Croissance US et behaviorisme

Les Américains réagissent bien : ils diminuent… l’augmentation de leur épargne (M2-M1, d’une année sur l’autre) depuis le début de cette année, surtout depuis ces dernières semaines, ce qui signifie qu’ils diminuent leur épargne de précaution car ils ont davantage confiance en l’avenir,
Graphique 1 :

Ils dépensent ces dollars ce qui contribue à augmenter la demande.
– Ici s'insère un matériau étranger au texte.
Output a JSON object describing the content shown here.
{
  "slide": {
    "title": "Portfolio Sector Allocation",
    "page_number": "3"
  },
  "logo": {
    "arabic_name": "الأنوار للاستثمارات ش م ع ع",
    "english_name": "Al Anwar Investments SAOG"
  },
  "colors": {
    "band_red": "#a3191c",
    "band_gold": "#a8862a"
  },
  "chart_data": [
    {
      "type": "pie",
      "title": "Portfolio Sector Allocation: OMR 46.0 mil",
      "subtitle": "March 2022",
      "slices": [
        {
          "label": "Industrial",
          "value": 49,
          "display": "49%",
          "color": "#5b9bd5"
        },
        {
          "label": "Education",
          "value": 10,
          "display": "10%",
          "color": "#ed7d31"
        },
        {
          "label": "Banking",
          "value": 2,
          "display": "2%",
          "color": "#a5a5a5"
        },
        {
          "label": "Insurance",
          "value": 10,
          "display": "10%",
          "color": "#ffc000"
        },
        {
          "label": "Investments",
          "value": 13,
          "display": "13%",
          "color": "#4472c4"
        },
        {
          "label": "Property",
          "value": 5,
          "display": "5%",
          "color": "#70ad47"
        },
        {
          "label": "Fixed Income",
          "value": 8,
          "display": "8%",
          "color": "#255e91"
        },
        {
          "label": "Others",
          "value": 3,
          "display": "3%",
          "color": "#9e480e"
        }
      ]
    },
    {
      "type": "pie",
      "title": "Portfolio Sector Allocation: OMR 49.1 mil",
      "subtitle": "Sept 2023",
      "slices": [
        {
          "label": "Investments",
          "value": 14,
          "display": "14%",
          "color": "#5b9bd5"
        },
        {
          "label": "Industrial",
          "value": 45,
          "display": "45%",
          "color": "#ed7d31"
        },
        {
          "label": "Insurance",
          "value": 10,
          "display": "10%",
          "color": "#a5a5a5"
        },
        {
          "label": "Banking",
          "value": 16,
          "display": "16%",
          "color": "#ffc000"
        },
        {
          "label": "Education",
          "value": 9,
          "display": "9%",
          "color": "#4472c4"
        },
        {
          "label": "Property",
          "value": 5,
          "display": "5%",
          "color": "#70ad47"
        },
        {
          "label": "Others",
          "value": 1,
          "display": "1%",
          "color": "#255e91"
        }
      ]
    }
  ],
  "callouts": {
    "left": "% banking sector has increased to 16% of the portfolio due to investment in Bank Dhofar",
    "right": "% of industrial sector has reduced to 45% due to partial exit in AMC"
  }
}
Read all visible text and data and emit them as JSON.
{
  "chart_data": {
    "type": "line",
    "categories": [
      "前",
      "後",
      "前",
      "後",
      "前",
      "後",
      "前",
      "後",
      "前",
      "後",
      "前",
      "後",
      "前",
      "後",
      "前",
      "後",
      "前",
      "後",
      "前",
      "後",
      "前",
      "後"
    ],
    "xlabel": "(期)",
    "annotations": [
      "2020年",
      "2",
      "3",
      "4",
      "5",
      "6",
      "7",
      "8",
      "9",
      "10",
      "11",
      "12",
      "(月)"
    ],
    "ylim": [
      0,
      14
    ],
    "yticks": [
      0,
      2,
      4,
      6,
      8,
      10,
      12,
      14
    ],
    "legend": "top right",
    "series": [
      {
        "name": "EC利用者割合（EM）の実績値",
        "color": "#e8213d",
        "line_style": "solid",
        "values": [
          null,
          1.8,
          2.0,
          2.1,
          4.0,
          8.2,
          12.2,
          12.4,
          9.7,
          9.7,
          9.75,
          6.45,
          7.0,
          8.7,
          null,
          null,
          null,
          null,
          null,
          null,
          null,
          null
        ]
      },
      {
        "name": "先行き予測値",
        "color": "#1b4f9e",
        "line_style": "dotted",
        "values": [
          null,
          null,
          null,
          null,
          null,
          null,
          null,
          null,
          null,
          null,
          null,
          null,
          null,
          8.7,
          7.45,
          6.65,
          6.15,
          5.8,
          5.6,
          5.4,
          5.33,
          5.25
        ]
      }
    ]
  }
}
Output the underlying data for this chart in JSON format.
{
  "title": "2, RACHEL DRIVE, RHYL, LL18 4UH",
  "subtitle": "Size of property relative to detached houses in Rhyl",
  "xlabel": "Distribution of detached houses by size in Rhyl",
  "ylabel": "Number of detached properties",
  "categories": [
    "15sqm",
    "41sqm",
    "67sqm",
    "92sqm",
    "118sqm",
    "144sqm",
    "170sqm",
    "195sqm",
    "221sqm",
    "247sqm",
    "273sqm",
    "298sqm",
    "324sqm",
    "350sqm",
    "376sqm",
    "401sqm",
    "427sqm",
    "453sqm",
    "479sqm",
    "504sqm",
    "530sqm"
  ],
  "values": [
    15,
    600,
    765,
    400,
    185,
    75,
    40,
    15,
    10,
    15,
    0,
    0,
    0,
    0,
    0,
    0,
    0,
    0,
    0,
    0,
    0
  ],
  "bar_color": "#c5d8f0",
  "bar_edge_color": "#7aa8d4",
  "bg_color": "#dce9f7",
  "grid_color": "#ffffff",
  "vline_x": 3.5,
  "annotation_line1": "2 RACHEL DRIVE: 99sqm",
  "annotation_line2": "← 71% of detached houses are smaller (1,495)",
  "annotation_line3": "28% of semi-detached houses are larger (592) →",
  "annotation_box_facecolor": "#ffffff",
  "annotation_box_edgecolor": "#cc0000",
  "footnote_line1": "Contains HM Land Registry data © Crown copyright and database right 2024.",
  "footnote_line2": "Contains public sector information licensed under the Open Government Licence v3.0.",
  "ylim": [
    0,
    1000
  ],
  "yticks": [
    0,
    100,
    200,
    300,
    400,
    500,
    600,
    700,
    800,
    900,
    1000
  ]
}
Comme l’offre y répond, la croissance du PIB tend à augmenter davantage.
Comme elle est inversement proportionnelle à la variation de la masse monétaire libre, cette croissance du PIB réel en ce 2° trimestre 2011 sera au moins égale à celle du trimestre précédent,
Graphique 2 :

Cette tendance n’était pas claire au cours des semaines précédentes car les incertitudes étaient assez importantes comme le montrent les variations de M1 et de M2-M1 d’une semaine à l’autre qui sont fortes depuis le début de cette année : c’est encore le temps des turbulences !
Graphique 3 :

Ces variations d’une année sur l’autre en pourcentage et d’une semaine à l’autre en valeur sont importantes et signifiantes, mais sur la tendance longue, la hausse de l’épargne des Américains est régulière et normale,
Graphique 4 :

Cette hausse de l’épargne est importante par rapport au PIB. Une fois de plus, on voit très bien sur ce graphique 5 l’importance du comportement des Américains qui ont senti venir la crise dès 2006 en relevant un peu leur épargne, puis brusquement après la faillite de la banque des frères Lehman et par la suite ils ont relativement baissé leur épargne en fonction de la reprise plus ou moins forte,
Graphique 5 :

La hausse de M1 n’est pas due à la fameuse planche à billets comme le répètent tous les idiots les plus inutiles maintenant métamorphosés en consconsbres, mais à l’augmentation des soldes créditeurs des comptes courants des Américains (TCD) après la faillite de la banque des frères Lehman,
Graphique 6 :

En fait, tout se passe comme si la baisse de M1 avait été anormale de 2004 à 2008 pour revenir à la normale,
Graphique 7 :

Les Américains sont globalement de bons gestionnaires de leur argent : ils en laissent le moins possible sur leurs comptes courants pour le placer au plus tôt.

Les chiffres sont les derniers publiés par la Fed, aimablement fournis par notre ami Fred de Saint Louis.
Simple, tout est simple

2 réflexions sur “Croissance US et behaviorisme”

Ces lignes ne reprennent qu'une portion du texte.